Structure-based target exploration for the discovery of new leads for antibiotics

There is no doubt that there is an urgent need for new antibiotics. We have to act now if we want to avoid being thrown back into the dark ages of medicine where many bacterial infections ended deadly. In this project, we are exploring three different targets for new antibiotics. Using computational methods, these targets were predicted to bind drug-like molecules with high affinity, and, very crucial, these molecules were also predicted to have the desired properties to reach the targets in the bacteria. We will use experimental and computational screening methods to discover molecules blocking the functions of the targets and such potentially killing the bacteria. Subsequently, the molecules will be optimized to be more potent and less toxic. To achieve this goal, we have assembled a team of highly skilled researchers from Norway and India which are experts in molecular design and chemical synthesis. So far, we have worked on the targets PanK, FabF, and FabB. For all targets, fragment screenings have been conducted and a number of hits have been obtained.
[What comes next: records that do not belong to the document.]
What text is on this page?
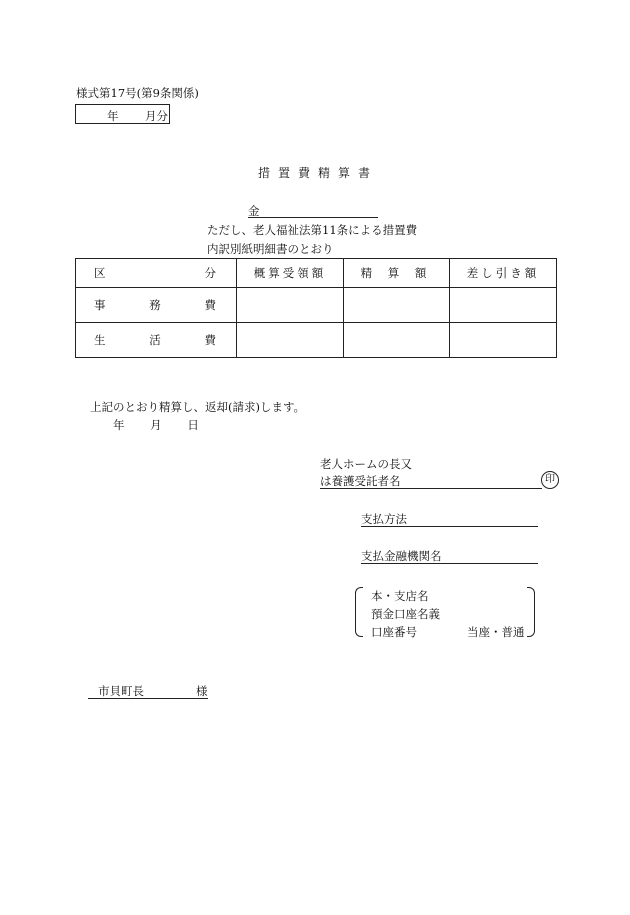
様式第17号(第9条関係)
年 月分
措置費精算書
金
ただし、老人福祉法第11条による措置費
内訳別紙明細書のとおり
区 分	概算受領額	精 算 額	差し引き額

事 務 費			

生 活 費			

上記のとおり精算し、返却(請求)します。
年 月 日
老人ホームの長又
は養護受託者名	印
支払方法
支払金融機関名
本・支店名
預金口座名義
口座番号	当座・普通
市貝町長	様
Our Indian collaborators have synthesized analogues of the hit compounds with the goal to improve their affinities. The Bergen team has determined a number of crystal structures of the hit compounds in complex with their targets to support the optimization of the compounds. We have also obtained some funding from other sources to continue compound optimization after the end of this project.
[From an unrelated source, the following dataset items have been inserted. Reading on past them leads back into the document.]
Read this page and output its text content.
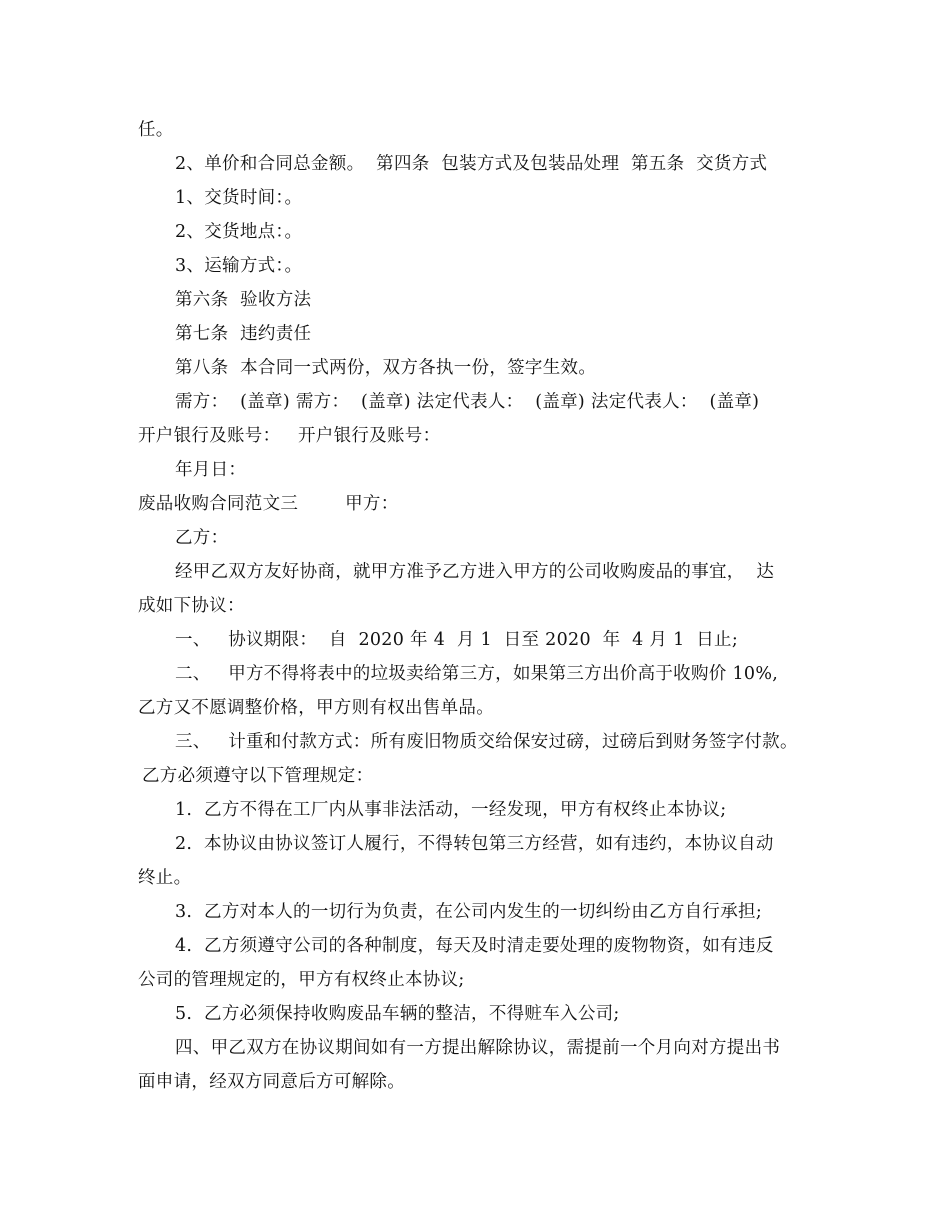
任。
2、单价和合同总金额。  第四条  包装方式及包装品处理  第五条  交货方式
1、交货时间：。
2、交货地点：。
3、运输方式：。
第六条  验收方法
第七条  违约责任
第八条  本合同一式两份，双方各执一份，签字生效。
需方：  (盖章) 需方：  (盖章) 法定代表人：  (盖章) 法定代表人：  (盖章)
开户银行及账号：   开户银行及账号：
年月日：
废品收购合同范文三        甲方：
乙方：
经甲乙双方友好协商，就甲方准予乙方进入甲方的公司收购废品的事宜，  达
成如下协议：
一、   协议期限：  自  2020 年 4  月 1  日至 2020  年  4 月 1  日止;
二、   甲方不得将表中的垃圾卖给第三方，如果第三方出价高于收购价 10%,
乙方又不愿调整价格，甲方则有权出售单品。
三、   计重和付款方式：所有废旧物质交给保安过磅，过磅后到财务签字付款。
乙方必须遵守以下管理规定：
1.  乙方不得在工厂内从事非法活动，一经发现，甲方有权终止本协议;
2.  本协议由协议签订人履行，不得转包第三方经营，如有违约，本协议自动
终止。
3.  乙方对本人的一切行为负责，在公司内发生的一切纠纷由乙方自行承担;
4.  乙方须遵守公司的各种制度，每天及时清走要处理的废物物资，如有违反
公司的管理规定的，甲方有权终止本协议;
5.  乙方必须保持收购废品车辆的整洁，不得赃车入公司;
四、甲乙双方在协议期间如有一方提出解除协议，需提前一个月向对方提出书
面申请，经双方同意后方可解除。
In this project, we have worked on three targets for antibiotics against P. aeruginosa: PanK, FabB, and FabF. For all three targets, we have determined crystal structures in complex with inhibitors. Further, we have developed binding assays for all targets and identified fragment hits. Our partners at the CSIR-Indian Institute of Chemical Technology have initiated synthesis to optimize some of the hits. Unfortunately, this has not yet resulted in potent compounds. However, the generated data package constitutes a very valuable foundation upon which more potent inhibitors can be developed in the future and thus can contribute to deliver new antibiotics which are urgently needed to prevent a looming medical crisis.

There is no doubt that there is an urgent need for new antibiotics. While better surveillance systems for antimicrobial resistance and antibiotic use as well as modified treatment strategies will probably prolong the lifetime of some antibiotics, resistance development will be unavoidable in the long run. The proposed research will deliver starting points to form the basis upon which new treatment options can be developed. To reach this goal, we have assembled a team of highly skilled researchers from Norway and India which are experts in structure-based drug design and chemical synthesis. Together, we will explore three different targets for antibiotics which were predicted to be druggable and at the same time to bind compounds with the desired physico-chemical property range for antibiotics against Gram-negative bacteria which include some of the most critical groups of resistant bacteria.